7. Analyse d’après partie

Jouer dans un cash game difficile peut être bénéfique ou néfaste pour votre bankroll, et cela peut dépendre de facteurs hors de votre contrôle, comme la variance, une carte clé dans un gros pot qui était extrêmement marginal ou votre position relative par rapport aux joueurs plus forts une fois que vous avez identifié les forces et les faiblesses de vos adversaires. Un élément clé du fait de jouer en étant en permanence dans le contrôle est l’analyse d’après partie. Pour réussir, il est essentiel d’évaluer régulièrement les erreurs que vous avez commises et les coups que vous avez réussis à la table de poker lorsque vous avez le recul nécessaire pour analyser votre jeu.
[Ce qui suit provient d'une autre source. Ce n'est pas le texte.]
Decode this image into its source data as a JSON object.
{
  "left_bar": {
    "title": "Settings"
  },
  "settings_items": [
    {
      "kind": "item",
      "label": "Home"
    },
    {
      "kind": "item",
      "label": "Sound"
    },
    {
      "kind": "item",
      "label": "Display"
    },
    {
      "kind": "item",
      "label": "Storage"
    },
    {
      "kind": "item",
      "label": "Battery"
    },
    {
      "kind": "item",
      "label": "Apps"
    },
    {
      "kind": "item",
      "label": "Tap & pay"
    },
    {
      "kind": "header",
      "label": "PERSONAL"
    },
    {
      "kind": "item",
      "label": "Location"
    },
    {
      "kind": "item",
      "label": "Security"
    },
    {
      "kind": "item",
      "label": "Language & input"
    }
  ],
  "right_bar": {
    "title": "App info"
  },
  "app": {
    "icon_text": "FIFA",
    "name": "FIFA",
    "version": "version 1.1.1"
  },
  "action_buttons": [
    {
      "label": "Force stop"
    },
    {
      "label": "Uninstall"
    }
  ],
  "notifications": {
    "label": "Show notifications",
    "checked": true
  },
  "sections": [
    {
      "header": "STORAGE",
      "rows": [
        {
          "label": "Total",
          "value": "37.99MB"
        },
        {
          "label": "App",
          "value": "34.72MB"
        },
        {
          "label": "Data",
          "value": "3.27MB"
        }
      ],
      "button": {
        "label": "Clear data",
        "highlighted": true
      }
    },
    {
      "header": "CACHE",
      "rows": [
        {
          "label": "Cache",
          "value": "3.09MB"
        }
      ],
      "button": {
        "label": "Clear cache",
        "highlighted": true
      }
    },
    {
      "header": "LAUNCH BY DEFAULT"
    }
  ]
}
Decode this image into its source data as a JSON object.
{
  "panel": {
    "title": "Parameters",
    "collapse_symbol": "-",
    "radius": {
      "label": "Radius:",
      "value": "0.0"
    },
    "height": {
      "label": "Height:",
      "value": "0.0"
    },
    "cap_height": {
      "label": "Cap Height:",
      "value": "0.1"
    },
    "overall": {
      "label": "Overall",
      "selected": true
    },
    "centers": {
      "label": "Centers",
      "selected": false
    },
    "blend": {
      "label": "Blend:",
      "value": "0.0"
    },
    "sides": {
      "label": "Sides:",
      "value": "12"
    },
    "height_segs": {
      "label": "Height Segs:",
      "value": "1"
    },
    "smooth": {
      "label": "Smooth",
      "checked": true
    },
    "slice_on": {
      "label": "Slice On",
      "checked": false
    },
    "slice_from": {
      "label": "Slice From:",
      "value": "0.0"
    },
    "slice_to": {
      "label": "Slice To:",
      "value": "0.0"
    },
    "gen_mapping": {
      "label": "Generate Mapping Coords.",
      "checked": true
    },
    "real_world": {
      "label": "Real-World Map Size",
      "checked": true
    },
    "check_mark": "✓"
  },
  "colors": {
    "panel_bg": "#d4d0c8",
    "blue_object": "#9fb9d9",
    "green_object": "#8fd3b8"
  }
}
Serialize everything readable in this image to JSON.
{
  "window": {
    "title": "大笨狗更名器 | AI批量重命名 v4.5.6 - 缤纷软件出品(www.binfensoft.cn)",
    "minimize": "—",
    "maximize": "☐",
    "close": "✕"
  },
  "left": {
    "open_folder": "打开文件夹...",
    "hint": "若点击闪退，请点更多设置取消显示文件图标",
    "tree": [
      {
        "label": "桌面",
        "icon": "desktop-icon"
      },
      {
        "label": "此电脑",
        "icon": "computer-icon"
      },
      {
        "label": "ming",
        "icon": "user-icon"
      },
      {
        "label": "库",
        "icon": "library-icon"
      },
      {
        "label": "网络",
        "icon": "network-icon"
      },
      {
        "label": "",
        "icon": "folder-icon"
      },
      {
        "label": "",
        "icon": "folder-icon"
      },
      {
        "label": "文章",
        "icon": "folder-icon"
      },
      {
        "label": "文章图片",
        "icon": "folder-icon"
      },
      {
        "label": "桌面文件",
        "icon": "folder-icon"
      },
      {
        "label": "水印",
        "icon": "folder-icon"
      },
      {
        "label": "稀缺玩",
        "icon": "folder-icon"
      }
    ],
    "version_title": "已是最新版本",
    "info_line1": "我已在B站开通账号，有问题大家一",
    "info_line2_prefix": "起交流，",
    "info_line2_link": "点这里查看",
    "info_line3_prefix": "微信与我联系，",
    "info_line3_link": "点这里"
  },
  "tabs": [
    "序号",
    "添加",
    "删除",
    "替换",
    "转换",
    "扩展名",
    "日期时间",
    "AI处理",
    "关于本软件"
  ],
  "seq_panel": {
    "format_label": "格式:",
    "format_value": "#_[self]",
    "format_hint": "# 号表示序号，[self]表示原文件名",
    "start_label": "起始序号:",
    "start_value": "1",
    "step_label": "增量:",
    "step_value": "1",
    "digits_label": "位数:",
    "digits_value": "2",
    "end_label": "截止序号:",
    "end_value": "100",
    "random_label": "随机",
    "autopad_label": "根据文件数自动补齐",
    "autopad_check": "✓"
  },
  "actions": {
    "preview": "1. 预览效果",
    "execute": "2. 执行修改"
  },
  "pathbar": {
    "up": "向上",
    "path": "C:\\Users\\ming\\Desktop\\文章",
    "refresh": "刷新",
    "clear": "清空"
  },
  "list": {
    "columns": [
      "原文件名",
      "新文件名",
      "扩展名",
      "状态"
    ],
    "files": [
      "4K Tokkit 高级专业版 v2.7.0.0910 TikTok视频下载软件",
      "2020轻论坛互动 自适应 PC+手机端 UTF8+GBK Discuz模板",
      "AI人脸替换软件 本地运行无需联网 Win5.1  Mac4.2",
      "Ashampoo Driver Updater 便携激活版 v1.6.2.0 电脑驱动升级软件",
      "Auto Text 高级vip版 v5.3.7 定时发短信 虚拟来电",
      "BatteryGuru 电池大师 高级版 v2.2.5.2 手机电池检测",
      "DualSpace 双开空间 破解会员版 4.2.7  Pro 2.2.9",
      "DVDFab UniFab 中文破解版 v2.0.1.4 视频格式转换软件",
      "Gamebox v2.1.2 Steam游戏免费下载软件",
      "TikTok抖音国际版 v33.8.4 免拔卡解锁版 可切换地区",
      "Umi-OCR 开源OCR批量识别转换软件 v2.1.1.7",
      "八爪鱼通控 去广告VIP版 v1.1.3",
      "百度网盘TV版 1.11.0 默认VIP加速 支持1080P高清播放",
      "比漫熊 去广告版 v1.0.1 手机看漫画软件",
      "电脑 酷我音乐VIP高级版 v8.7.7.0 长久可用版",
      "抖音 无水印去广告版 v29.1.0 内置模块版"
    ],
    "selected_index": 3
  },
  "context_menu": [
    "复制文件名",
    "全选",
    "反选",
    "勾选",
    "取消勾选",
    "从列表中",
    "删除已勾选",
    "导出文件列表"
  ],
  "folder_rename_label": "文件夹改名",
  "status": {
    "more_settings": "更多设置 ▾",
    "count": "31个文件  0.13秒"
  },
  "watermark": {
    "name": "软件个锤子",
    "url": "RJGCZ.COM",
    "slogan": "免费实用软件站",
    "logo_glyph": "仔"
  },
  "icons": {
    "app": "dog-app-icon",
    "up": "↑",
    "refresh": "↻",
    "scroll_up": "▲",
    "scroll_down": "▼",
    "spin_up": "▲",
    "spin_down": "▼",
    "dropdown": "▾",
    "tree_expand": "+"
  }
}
Qu’est-ce qui était bon dans votre session ? Quel était le point que vous avez le moins bien aimé ? Qui était le moins amusant à affronter dans les pots et pourquoi ? Ces points clés peuvent vous aider à façonner votre propre jeu afin que la prochaine fois que vous vous asseyez à une table, vous soyez le joueur que les autres craignent.

Bonne chance aux tables et faites-nous part de vos succès après vous être focalisé sur les moyens d’améliorer votre jeu.